During a routine inspection

During the inspection we spoke with two people who were using the service. The feedback we received was very positive and people felt that they had received a good standard of care and support.

One patient commented, 'Everyone has been so nice and helpful. I didn't understand things and I didn't know what I wanted but they have talked me through everything. They have told me about the options and explained them really well.' Another comment we received was, 'I was very worried about the whole process and didn't know what to expect.

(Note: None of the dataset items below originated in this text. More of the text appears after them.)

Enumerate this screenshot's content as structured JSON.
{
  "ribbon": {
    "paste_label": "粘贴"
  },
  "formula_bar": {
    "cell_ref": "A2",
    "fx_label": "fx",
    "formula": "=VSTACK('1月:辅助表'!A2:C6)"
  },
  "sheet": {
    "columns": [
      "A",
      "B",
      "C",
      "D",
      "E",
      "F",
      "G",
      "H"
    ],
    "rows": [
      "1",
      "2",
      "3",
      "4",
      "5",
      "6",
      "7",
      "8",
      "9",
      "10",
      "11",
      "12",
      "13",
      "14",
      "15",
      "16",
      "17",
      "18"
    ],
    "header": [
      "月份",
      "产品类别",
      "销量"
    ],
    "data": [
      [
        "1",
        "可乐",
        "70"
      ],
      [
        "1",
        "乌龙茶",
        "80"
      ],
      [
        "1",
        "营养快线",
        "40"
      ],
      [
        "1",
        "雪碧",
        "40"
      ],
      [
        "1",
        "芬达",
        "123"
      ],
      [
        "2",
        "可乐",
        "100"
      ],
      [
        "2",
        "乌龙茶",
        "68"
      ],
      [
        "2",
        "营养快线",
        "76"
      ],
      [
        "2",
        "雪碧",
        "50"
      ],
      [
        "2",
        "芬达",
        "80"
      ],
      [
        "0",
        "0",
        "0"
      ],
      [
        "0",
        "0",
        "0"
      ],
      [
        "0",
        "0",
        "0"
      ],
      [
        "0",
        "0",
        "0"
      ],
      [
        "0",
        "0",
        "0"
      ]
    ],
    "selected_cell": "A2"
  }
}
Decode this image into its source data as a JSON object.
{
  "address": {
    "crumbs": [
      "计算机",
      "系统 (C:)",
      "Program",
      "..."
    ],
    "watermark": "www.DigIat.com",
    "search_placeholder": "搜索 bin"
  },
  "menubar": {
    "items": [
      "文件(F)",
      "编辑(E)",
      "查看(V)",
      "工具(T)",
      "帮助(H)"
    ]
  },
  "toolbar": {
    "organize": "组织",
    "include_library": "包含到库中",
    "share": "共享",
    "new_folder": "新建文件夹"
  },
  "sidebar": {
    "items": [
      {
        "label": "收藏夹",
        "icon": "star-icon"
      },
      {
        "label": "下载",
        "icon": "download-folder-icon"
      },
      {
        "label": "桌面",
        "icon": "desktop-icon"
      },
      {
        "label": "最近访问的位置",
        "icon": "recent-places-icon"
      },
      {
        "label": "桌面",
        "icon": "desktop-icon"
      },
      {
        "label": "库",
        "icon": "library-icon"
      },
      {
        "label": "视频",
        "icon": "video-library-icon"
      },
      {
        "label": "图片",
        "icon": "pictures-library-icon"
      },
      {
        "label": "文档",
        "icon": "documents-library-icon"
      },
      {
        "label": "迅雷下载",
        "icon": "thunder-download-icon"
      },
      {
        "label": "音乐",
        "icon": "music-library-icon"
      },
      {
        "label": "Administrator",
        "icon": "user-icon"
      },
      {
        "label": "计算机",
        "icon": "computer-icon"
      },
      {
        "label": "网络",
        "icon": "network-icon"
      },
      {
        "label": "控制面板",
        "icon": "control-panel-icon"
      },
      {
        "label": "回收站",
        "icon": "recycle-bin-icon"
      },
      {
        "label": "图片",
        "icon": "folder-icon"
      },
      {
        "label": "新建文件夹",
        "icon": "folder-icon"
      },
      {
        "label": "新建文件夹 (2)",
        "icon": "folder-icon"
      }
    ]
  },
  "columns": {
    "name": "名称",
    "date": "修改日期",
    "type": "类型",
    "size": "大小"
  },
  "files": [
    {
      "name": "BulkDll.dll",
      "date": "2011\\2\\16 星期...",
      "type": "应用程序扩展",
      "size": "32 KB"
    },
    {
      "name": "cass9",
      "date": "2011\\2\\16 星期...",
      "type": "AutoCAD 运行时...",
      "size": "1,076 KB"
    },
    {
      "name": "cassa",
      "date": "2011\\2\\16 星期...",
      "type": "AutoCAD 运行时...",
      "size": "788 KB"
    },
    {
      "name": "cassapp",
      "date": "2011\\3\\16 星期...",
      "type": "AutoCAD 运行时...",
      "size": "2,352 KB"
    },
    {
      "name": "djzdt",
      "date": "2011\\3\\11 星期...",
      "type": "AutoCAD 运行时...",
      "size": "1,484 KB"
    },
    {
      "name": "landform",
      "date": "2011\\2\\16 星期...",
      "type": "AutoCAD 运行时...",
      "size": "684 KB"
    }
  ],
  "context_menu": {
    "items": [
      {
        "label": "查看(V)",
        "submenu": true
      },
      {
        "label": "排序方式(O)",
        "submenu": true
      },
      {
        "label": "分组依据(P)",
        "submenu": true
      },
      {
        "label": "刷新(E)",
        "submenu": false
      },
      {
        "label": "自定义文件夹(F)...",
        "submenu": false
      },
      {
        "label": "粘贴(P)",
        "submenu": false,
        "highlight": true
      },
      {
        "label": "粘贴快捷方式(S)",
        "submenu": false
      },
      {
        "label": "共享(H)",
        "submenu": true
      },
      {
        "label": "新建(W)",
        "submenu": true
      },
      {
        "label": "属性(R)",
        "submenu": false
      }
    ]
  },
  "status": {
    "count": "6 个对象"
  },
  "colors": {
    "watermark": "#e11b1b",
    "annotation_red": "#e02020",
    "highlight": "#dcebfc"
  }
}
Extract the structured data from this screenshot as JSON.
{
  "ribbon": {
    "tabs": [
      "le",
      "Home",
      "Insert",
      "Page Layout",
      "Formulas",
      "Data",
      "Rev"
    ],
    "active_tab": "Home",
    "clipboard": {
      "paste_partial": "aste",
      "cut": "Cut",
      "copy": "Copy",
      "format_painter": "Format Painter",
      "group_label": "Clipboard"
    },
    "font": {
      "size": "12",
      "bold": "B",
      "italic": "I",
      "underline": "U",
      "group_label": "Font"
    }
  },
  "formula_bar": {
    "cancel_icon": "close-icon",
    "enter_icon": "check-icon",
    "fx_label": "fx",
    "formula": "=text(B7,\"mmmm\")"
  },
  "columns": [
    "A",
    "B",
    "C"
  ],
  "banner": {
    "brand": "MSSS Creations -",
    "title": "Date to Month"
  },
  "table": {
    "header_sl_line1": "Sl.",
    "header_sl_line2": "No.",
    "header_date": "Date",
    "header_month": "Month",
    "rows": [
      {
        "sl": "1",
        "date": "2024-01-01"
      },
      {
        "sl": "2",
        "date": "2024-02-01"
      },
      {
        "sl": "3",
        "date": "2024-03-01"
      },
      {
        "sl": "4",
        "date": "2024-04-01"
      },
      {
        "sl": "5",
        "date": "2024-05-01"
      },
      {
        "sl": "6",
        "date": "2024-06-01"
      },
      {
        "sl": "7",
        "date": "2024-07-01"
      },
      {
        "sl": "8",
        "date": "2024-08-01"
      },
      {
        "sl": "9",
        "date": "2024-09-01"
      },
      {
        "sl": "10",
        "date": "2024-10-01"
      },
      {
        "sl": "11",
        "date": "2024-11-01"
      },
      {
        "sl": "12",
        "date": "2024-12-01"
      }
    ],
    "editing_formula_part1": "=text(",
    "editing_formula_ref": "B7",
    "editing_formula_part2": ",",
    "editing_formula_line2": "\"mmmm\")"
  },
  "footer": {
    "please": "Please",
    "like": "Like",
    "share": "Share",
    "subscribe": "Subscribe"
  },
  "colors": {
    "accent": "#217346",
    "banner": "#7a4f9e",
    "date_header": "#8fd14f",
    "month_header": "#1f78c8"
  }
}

The nurse reassured me about my worries and made sure I thoroughly understood. She put me at ease with my fears.'

We inspected standards relating to the care and welfare of people who used the service and processes to protect the rights of people with limited capacity to consent to treatment. We also looked at arrangements for dealing with complaints and monitoring the quality and safety of the service. Staff selection and recruitment was also an area that we assessed. We did not have any concerns about any of the areas we inspected.

8 January 2013

During a routine inspection

There was a range of information available and we saw that patients were treated with respect and courtesy and were given privacy and dignity during consultations. We saw that patients were offered choices of treatment and that a clear explanation was given

about each option. After care was discussed with each patient.

We spoke with one patient who said of the staff "they were very kind." She also told us that she had been nervous about attending the clinic but had been looked after well and found it a positive experience.

14 March 2012

During an inspection in response to concerns

The visit was part of a responsive review programme initiated at Fraterdrive Ltd, following concerns raised in relation to breaches of the Abortion Act 1967, at another location.

We did not speak with people who used the service on this occasion.